For the first six months of 2016, I kept a daily log of the work I did on writing projects, because
- I thought it would spur me to be more diligent, in order to avoid having to log “Nothin'” for the day;
- I enjoy getting a peek into other people’s working habits, so why not offer others a peek into mine;
- From time to time, I talk with people who assume that anyone who calls herself a writer must block off a certain number of hours in every day during which, without fail, she writes. (And conversely, anyone who does not make time to write every single day can’t be called a writer.) I wanted to gather data to show there is at least one counterexample. I’m setting aside the vexed question of whether you can really, legitimately call yourself an artist if you have a day job. Real or not, legitimate or not, I call myself a writer, and this is how I work. Presented quantitatively, because (real or not, legitimate or not), I also call myself a geek.
What caught my eye: More days spent Studying than any other activity. 2 more days of Nothin’ than days of Writing. As many days of Infrastructure (seeking or organizing resources to get plays onstage) as days of Writing.
What caught my eye: You can see where the deadlines fall. The orange bars for Everything Looks Like A Face come to an abrupt end at week 16, after we presented the material at Rough Cuts and my role on the project changed. The blue bars for Mother Antonia stop around week 20; after a gap where For Worse is almost exclusively the focus, there are a few more blue blips for rehearsal and performance.
Conclusions: I like to read, or, in grant-speak, “my process is research-driven.” I write to deadlines. If I hadn’t been logging my activities, there probably would have been significantly more days of Nothin’ than days of Writing.

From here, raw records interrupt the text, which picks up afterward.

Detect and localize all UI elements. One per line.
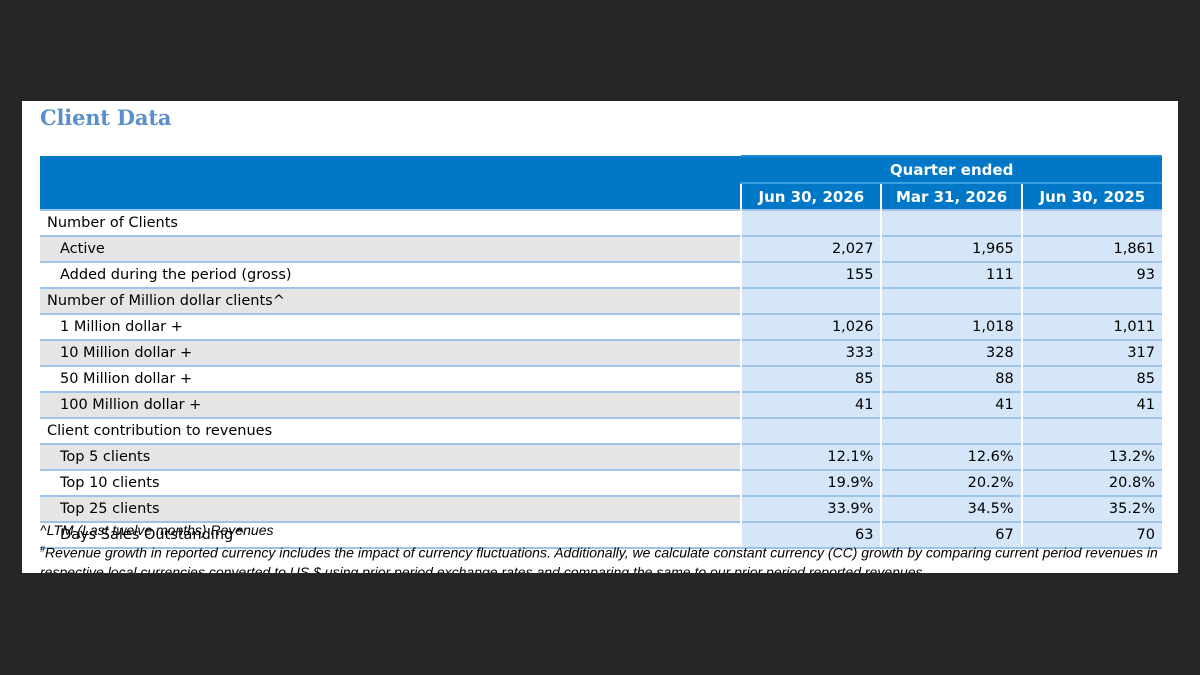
cell-value: 35.2% <box>1020 495 1162 522</box>
row-label: Top 10 clients <box>40 469 742 496</box>
quarter-ended-header: Quarter ended <box>741 155 1162 183</box>
table-row: Client contribution to revenues <box>40 417 1162 444</box>
row-label: 100 Million dollar + <box>40 391 742 418</box>
cell-value <box>1020 209 1162 236</box>
table-row: Top 5 clients 12.1% 12.6% 13.2% <box>40 443 1162 470</box>
ltm-footnote: ^LTM (Last twelve months) Revenues <box>40 522 274 538</box>
cell-value: 317 <box>1020 339 1162 366</box>
section-title: Client Data <box>40 105 172 130</box>
cell-value: 88 <box>880 365 1022 392</box>
row-label: 50 Million dollar + <box>40 365 742 392</box>
cell-value: 85 <box>1020 365 1162 392</box>
row-label: Number of Million dollar clients^ <box>40 287 742 314</box>
cc-footnote: #Revenue growth in reported currency inc… <box>40 540 1160 573</box>
cell-value: 1,861 <box>1020 235 1162 262</box>
cell-value: 155 <box>740 261 882 288</box>
row-label: 1 Million dollar + <box>40 313 742 340</box>
cell-value: 20.2% <box>880 469 1022 496</box>
cell-value: 111 <box>880 261 1022 288</box>
row-label: Client contribution to revenues <box>40 417 742 444</box>
table-row: Number of Million dollar clients^ <box>40 287 1162 314</box>
cell-value <box>880 417 1022 444</box>
table-row: 10 Million dollar + 333 328 317 <box>40 339 1162 366</box>
cell-value <box>1020 417 1162 444</box>
cell-value: 12.6% <box>880 443 1022 470</box>
period-header: Jun 30, 2025 <box>1020 182 1162 210</box>
period-header: Mar 31, 2026 <box>880 182 1022 210</box>
row-label: Active <box>40 235 742 262</box>
row-label-header <box>40 156 742 210</box>
cell-value: 328 <box>880 339 1022 366</box>
cell-value: 93 <box>1020 261 1162 288</box>
cc-footnote-text: Revenue growth in reported currency incl… <box>40 544 1158 573</box>
cell-value: 41 <box>880 391 1022 418</box>
cell-value: 1,011 <box>1020 313 1162 340</box>
cell-value <box>880 209 1022 236</box>
document-page: Client Data Quarter ended Jun 30, 2026 M… <box>22 101 1178 573</box>
cell-value <box>740 287 882 314</box>
cell-value <box>740 209 882 236</box>
cell-value: 34.5% <box>880 495 1022 522</box>
cell-value: 85 <box>740 365 882 392</box>
table-row: Top 10 clients 19.9% 20.2% 20.8% <box>40 469 1162 496</box>
cell-value: 41 <box>1020 391 1162 418</box>
row-label: Top 5 clients <box>40 443 742 470</box>
table-row: Top 25 clients 33.9% 34.5% 35.2% <box>40 495 1162 522</box>
cell-value: 12.1% <box>740 443 882 470</box>
table-row: Number of Clients <box>40 209 1162 236</box>
cell-value <box>880 287 1022 314</box>
cell-value: 33.9% <box>740 495 882 522</box>
row-label: Top 25 clients <box>40 495 742 522</box>
table-row: 1 Million dollar + 1,026 1,018 1,011 <box>40 313 1162 340</box>
cell-value: 1,018 <box>880 313 1022 340</box>
cell-value: 1,965 <box>880 235 1022 262</box>
cell-value: 20.8% <box>1020 469 1162 496</box>
cell-value <box>1020 287 1162 314</box>
cell-value: 41 <box>740 391 882 418</box>
cell-value: 13.2% <box>1020 443 1162 470</box>
row-label: 10 Million dollar + <box>40 339 742 366</box>
table-row: Added during the period (gross) 155 111 … <box>40 261 1162 288</box>
cell-value: 19.9% <box>740 469 882 496</box>
cell-value <box>740 417 882 444</box>
cell-value: 1,026 <box>740 313 882 340</box>
cell-value: 333 <box>740 339 882 366</box>
period-header: Jun 30, 2026 <box>740 182 882 210</box>
table-row: Active 2,027 1,965 1,861 <box>40 235 1162 262</box>
row-label: Number of Clients <box>40 209 742 236</box>
client-data-table: Quarter ended Jun 30, 2026 Mar 31, 2026 … <box>40 155 1162 549</box>
table-row: 50 Million dollar + 85 88 85 <box>40 365 1162 392</box>
cell-value: 2,027 <box>740 235 882 262</box>
row-label: Added during the period (gross) <box>40 261 742 288</box>
table-row: 100 Million dollar + 41 41 41 <box>40 391 1162 418</box>
footnotes: ^LTM (Last twelve months) Revenues #Reve… <box>40 521 1160 573</box>
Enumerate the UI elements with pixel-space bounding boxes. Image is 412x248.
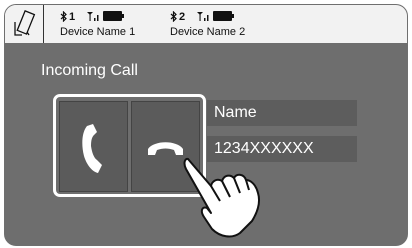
caller-name: Name bbox=[207, 100, 357, 126]
battery-icon bbox=[103, 11, 124, 21]
device-2: 2 Device Name 2 bbox=[170, 10, 270, 40]
incoming-call-screen: 1 Device Name 1 2 Device Name 2 Incoming… bbox=[4, 4, 408, 246]
phone-tab[interactable] bbox=[5, 5, 44, 43]
signal-icon bbox=[197, 11, 211, 25]
status-bar: 1 Device Name 1 2 Device Name 2 bbox=[5, 5, 407, 43]
device-1: 1 Device Name 1 bbox=[60, 10, 160, 40]
device-1-name: Device Name 1 bbox=[60, 26, 136, 38]
hand-pointer-icon bbox=[182, 153, 282, 243]
device-2-name: Device Name 2 bbox=[170, 26, 246, 38]
answer-call-icon bbox=[82, 124, 102, 173]
bluetooth-icon bbox=[60, 10, 67, 25]
battery-icon bbox=[213, 11, 234, 21]
phone-pencil-icon bbox=[14, 10, 36, 36]
page-title: Incoming Call bbox=[41, 62, 138, 79]
answer-call-button[interactable] bbox=[59, 101, 128, 192]
device-1-index: 1 bbox=[69, 11, 76, 23]
signal-icon bbox=[87, 11, 101, 25]
device-2-index: 2 bbox=[179, 11, 186, 23]
bluetooth-icon bbox=[170, 10, 177, 25]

If you prefer less graph-laden descriptions of writers at work, I recommend:
Louisa May Alcott, “Literary Lessons” (Chapter 27 of Little Women)

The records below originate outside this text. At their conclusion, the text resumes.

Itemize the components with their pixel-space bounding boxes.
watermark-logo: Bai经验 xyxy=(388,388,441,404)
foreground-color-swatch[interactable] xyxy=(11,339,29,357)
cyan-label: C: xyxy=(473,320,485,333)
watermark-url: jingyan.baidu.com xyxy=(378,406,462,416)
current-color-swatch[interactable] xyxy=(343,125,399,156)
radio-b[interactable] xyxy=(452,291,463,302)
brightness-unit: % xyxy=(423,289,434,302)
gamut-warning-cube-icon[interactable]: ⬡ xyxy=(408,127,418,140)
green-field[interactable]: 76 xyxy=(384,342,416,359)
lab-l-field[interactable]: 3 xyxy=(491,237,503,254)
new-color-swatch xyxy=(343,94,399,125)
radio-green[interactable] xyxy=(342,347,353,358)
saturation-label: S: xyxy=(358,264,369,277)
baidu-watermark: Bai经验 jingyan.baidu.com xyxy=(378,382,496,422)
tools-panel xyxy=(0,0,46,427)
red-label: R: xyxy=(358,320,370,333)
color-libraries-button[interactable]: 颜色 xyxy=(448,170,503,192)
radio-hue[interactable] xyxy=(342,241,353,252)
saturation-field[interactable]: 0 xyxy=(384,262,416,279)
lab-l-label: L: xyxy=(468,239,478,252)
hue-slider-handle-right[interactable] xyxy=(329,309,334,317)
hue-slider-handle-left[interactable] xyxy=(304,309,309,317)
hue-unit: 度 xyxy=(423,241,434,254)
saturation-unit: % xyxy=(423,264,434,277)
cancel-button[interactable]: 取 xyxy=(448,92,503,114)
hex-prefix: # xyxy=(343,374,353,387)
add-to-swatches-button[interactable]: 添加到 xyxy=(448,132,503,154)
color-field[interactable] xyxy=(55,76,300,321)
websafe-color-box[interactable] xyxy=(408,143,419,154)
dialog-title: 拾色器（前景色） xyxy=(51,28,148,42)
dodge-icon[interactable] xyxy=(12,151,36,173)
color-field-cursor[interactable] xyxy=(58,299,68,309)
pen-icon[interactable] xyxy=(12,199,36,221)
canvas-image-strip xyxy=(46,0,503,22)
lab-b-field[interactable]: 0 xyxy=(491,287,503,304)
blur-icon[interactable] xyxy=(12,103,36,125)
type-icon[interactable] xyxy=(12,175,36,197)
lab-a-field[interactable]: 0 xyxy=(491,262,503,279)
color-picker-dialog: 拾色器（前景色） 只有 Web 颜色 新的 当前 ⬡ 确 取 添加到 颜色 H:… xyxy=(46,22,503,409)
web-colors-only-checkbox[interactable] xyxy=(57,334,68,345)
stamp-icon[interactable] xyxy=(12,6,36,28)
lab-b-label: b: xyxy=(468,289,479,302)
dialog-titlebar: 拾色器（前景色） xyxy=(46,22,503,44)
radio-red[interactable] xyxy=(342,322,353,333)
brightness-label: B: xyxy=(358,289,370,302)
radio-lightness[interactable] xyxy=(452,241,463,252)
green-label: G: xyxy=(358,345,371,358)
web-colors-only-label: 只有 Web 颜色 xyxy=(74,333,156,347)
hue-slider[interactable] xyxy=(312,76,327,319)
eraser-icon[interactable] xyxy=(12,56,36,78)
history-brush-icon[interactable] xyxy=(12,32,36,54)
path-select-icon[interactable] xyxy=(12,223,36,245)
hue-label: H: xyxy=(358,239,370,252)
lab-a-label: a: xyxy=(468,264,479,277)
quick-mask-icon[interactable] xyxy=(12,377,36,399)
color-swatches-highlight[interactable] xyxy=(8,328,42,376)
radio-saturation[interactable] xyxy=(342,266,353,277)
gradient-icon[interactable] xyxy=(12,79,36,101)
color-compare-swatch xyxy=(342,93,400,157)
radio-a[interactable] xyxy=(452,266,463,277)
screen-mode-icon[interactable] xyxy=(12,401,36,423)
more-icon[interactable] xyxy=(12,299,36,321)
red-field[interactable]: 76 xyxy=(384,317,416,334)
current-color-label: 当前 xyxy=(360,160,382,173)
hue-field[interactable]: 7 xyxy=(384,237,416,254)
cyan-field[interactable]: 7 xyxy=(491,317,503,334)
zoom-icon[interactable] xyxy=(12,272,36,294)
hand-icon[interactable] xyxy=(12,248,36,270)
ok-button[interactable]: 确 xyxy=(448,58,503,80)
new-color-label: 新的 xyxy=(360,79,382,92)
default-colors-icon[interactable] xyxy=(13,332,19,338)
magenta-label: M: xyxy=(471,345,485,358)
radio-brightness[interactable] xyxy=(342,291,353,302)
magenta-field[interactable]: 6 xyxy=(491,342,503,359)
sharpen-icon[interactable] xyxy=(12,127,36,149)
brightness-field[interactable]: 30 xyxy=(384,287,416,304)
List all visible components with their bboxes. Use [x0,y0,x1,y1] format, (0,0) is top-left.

Ernest Hemingway, A Moveable Feast
David Sedaris, “Day In, Day Out” (in Let’s Explore Diabetes with Owls)
July 29, 2016
I, for one, have enjoyed it. I liked being able to see into your work process and sometimes thought process. But the graphs make me think your day job might be drifting into your artistic life. 🙂
July 29, 2016
Very glad you liked it. As for day-job drift, well, there’s a reason I have the day job I do. I plan to still be posting to the Scrap Bag, btw, as well as whatever other series suggests itself next, so please stay tuned!
August 17, 2016
The graph is definitely informative of the rhythms of creative hard work! Cool analysis too. Have you thought of turning the graph into something artistic, a weaving, a mosaic? It’s quite pleasing to the eye!
August 17, 2016
What a fabulous idea!
August 17, 2016
P.S. Have you seen this artist’s interpretation of weather data in the form of baskets? https://flowingdata.com/2016/03/23/weather-data-basket-weaving/
August 18, 2016
Anne, I loved this! Quantifiable data on a creative art. I live in the world of bar charts ( for my day/late night job currently in full/on crazy time known as “Planning” season).
What this random, now 20/plus year career choice has taught me: “If you measure something, it changes/is impacted”. Bravo, girl friend- you continuously inspire!!!! (Maybe there is a market for the excel model tied to this rainbow of graphs). I agree it could be a conversation/starter “portrait of the artist as a…’middle age woman who also dances with a day job” ❤️ Love you.